As we, in the advanced countries, move into a post-industrial era I often wonder what its characteristic mode of habitation will be. We have had three so far:
1. Hunter-gatherer Era — most people spent most of their time in small isolated groups in the natural environment, typically of no more than about 150 people;
2. Agrarian Era — most people spent most of their time in even smaller isolated groups — families — in semi-natural environments. They are subsumed in large empires and taxed by powerful military leaders;
3. Industrial Era — most people spend most of their time in larger concentrations in unnatural environments — cities — set within nation-states. The more successful people are increasingly living and working in cities for part of their lives but also tend to have a second homes in semi-natural environments for week-end use or perhaps retire to.
There’s not a lot of choice between living in a natural environment and an unnatural one is there? At present, most of us are stuck most of the time in the middle. On the assumption that nation-states can no longer make war against each other because it’s mutually destructive — and costly to governments (hence no more welfare state either) — can we make a reasonable stab at what our mode of life might be when we’re fully into a post-industrial society?
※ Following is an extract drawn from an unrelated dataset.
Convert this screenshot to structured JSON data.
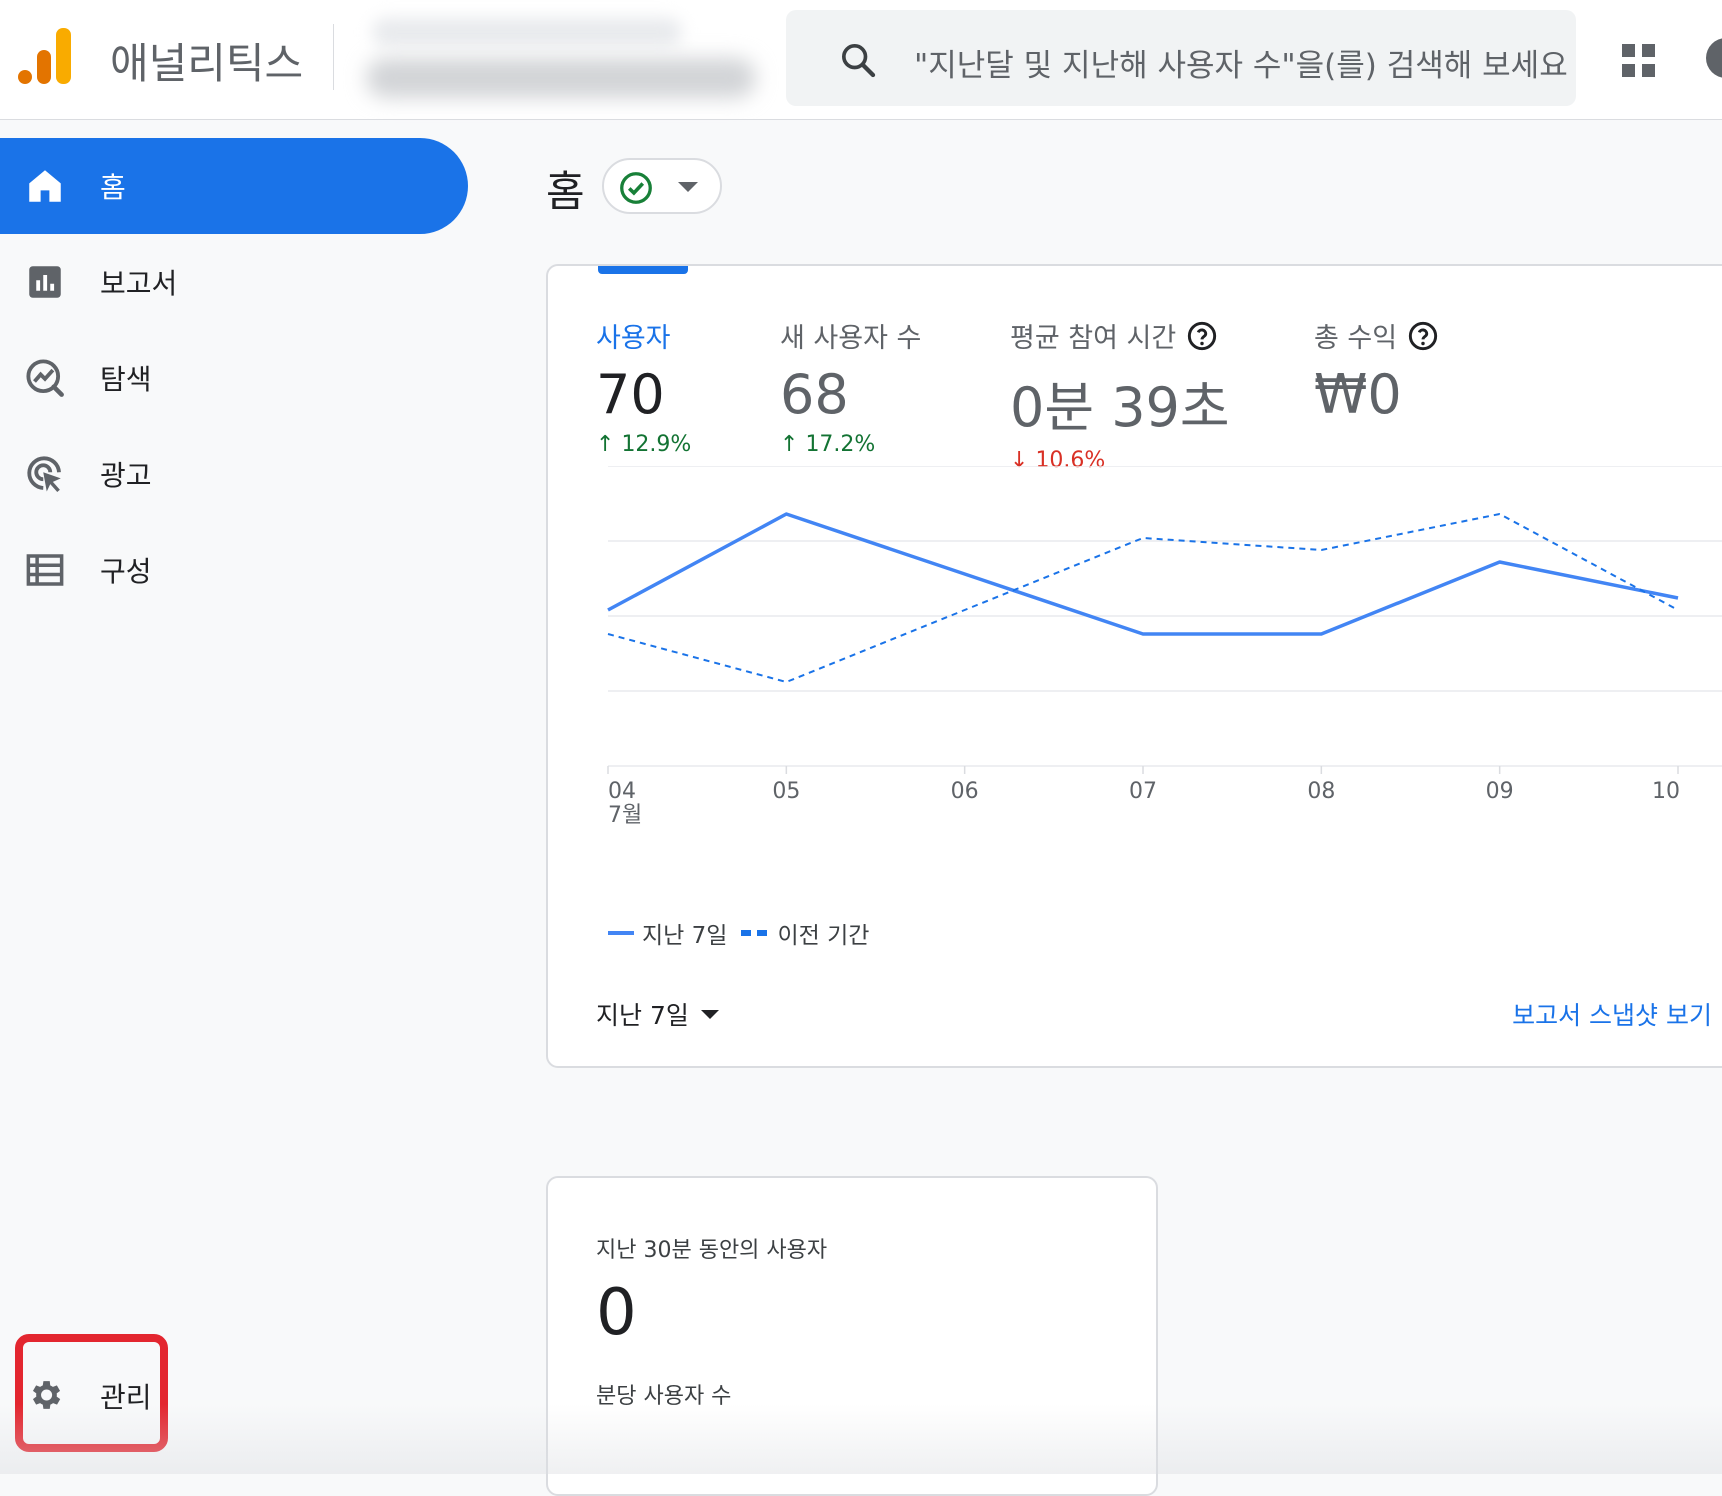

My suggestion: Most people will be married and raise their families in cities, working there until their children want to be independent and, in turn, complete their specialist education for full-time work before finding partners of their own. Meanwhile the original parents re-locate to the countryside — as close to a natural environment as possible — and join living and (specialized) working groups there of a size tending towards those of communities of the First Era.